Nine US States defy Bush and make own emissions pact

Nine northeastern US states are expected to announce the introduction of mandatory emissions control measures for industry, despite their President saying this sort of agreement would damage the US economy.

The agreement is expected next month and would see the states, stretching from New Jersey to Maine, cutting emissions from large power stations by 10% by 2020.

If it does go-ahead it would be the first of its kind in America and would set up a market-driven system to control carbon dioxide emissions from more than 600 facilities.

The agreement would include Connecticut, Delaware, Maine, Massachusetts, New Hampshire, New Jersey, New York, Rhode Island and Vermont. In addition, Maryland, the District of Columbia, Pennsylvania, the Eastern Canadian Provinces and New Brunswick are observers in the process.

Three other states, California, Washington and Oregon are considering a similar regional agreement.

Under the proposal, emissions would be capped 150 million tons of CO2 per year and would be enforced starting in 2009. By 2015, states would be required to begin reducing emissions. Officials have said they hope to offset the potential increase in energy prices through subsidies and the development of new technology that would be funded through the sale of emissions credits.

Environmentalists said a regional plan like this could eventually lead to a national law. “We’re not going to solve the problem of global warming in the Northeastern states,” said Dale S. Bryk, a senior attorney with the Natural Resources Defense Council.

“But we’re showing that we have the American ingenuity to do this and we’re setting a precedent in terms of the design of the program.”

The arrangement will allow for emissions trading between the states.
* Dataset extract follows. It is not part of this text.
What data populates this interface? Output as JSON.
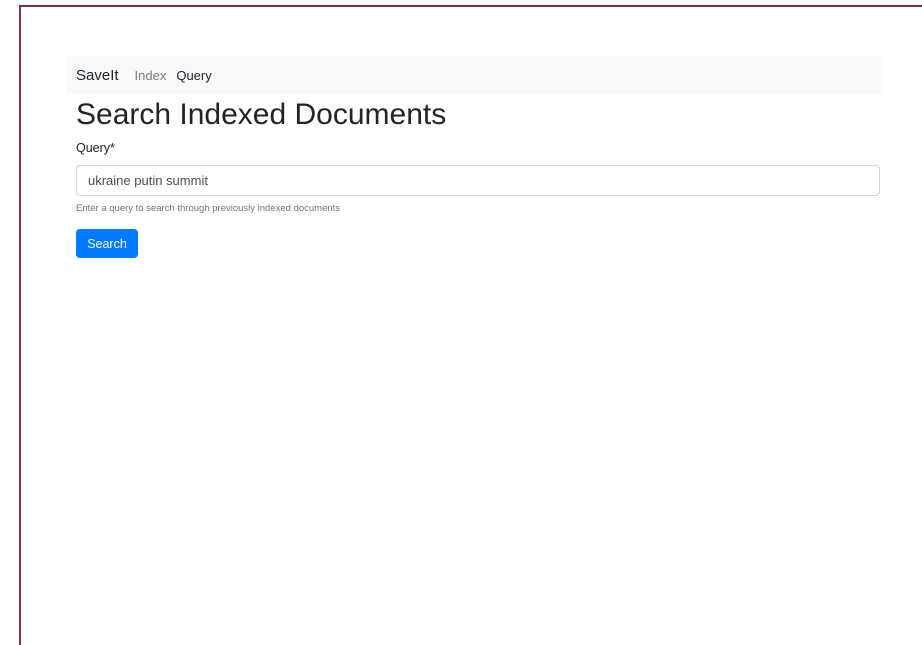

It is far less ambitious that even the Kyoto Protocol, but is considered a step in the right direction at least.

Although it will initially only apply to power stations, it could also be extended to large manufacturing plants in the future.

This is the second initiative whereby local and regional authorities have taken a more decisive stand on climate issues than the White House. In June this year an agreement by 10 US Mayors to cut emissions from their cities was passed and has now been signed by 176 Mayors representing nearly 40 million people.